Duration of feeding linseed diet influences peroxisome proliferator-activated receptor γ and tumor necrosis factor gene expression, and muscle mass of growing–finishing barrows

The aim of the study was to investigate the effect of duration of feeding linseed (rich in n-3 PUFA) on peroxisome proliferator-activated receptor γ (PPARγ) and tumor necrosis factor (TNF-α) gene expression, and muscle mass of growing–finishing barrows. Two isoenergetic and isonitrogenous diets were formulated, and one of which was the basal diet and another one was the linseed diet including linseed at the level of 10%. Twenty-four Landrace × Yorkshire barrows weighing 35 ± 3.7 kg were randomly assigned to four treatments with six individuals per treatment.
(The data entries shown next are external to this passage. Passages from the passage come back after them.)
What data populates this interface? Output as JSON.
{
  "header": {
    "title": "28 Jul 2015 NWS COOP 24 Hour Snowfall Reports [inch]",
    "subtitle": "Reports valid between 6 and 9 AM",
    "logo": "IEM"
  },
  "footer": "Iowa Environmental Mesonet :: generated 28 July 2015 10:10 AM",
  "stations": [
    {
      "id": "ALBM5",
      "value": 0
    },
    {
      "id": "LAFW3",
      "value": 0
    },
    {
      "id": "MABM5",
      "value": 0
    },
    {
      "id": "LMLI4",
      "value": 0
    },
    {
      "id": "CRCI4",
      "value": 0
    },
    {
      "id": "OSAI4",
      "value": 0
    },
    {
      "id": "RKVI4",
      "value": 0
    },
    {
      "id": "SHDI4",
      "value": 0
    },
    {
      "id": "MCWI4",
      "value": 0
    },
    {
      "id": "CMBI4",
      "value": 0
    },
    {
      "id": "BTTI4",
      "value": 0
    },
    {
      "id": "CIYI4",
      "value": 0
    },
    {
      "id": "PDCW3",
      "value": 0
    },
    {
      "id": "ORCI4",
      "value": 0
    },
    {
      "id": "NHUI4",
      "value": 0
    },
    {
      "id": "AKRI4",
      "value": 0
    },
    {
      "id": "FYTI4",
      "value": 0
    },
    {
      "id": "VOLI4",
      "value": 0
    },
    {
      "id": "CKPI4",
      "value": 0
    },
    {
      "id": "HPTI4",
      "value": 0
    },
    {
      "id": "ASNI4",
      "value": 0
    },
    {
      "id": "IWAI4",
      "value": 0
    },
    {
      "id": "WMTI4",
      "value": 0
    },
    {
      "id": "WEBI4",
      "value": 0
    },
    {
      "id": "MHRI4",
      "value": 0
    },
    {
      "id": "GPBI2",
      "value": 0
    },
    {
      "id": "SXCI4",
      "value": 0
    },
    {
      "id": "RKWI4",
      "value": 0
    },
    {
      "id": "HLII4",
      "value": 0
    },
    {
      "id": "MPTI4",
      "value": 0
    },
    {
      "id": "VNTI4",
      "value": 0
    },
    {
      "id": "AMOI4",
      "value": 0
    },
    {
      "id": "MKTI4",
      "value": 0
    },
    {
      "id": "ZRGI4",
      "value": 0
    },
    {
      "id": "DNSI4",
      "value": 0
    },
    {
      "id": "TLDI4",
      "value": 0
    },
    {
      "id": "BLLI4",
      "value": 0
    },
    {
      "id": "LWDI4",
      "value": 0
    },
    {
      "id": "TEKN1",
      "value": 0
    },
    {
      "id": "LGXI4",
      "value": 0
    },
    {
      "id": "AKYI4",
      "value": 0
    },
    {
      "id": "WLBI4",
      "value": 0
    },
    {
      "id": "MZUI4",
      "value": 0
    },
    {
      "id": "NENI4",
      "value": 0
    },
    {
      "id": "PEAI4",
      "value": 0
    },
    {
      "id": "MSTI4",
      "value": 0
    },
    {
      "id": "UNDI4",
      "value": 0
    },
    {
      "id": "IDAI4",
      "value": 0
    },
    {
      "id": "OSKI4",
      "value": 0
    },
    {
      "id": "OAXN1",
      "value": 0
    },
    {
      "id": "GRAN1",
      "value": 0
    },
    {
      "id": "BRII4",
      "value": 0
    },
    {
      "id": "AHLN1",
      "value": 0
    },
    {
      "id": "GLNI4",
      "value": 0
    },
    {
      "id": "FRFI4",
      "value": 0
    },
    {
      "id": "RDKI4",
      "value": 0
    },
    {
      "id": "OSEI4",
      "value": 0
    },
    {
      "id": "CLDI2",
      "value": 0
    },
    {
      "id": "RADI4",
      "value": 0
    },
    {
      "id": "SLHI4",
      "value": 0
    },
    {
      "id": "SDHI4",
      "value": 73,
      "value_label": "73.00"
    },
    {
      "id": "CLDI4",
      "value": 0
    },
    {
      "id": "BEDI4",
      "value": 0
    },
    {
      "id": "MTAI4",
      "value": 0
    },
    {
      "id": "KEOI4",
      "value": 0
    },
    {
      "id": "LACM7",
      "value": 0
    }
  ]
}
Pigs in treatment 1 (T1) fed the control diet throughout the experimental period, while pigs in T2, T3 and T4 fed the control diet except for 30, 60, and 90 d prior to slaughter when the linseed diet were fed. The experiment was conducted for 90 days. The longissimus muscle mass and each muscle mass in the hind leg were weighted. PPARγ and TNF-α mRNA expression levels in muscle, spleen and adipose tissue, and plasma concentrations of TNF-α data were measured and analyzed. The results showed that the longissimus muscle mass, quadriceps femoris muscle mass and semitendinosus muscle mass increased linearly (P < 0.01) as prolonged the time of feeding linseed diet. The expression of PPARγ in longissimus muscle and spleen increased (P < 0.01) linearly as prolonged the time of feeding linseed diet, while the expression of PPARγ in adipose tissue were not affected (P = 0.095). Duration of linseed addition linearly decreased (P < 0.01) TNF-α gene expression levels in the longissimus dorsi muscle, adipose and spleen, and serum concentration of TNF-α as well. The expression levels of PPARγ negatively correlated with the expression of TNF-α in muscle (R² = 0.70, P < 0.001) and spleen (R²R² = 0.77, P < 0.001) respectively. Likewise, PPARγ expression level in spleen (R²R² = 0.59, P < 0.01) or muscle (R²R² = 0.52, P < 0.05) negative correlated with serum TNF-α concentration, while there were significant quadratic relation between muscular PPARγ (R²R² = 0.80, P < 0.01) or muscular TNF-α (R²R² = 0.87, P < 0.01) expression and the longissimus dorsi muscle mass. These data suggested that duration of feeding linseed diet lead to a linear decrease of TNF-α gene expression, which may increase the muscle mass in growing–finishing barrows, at least in part, through a PPARγ-dependent mechanism.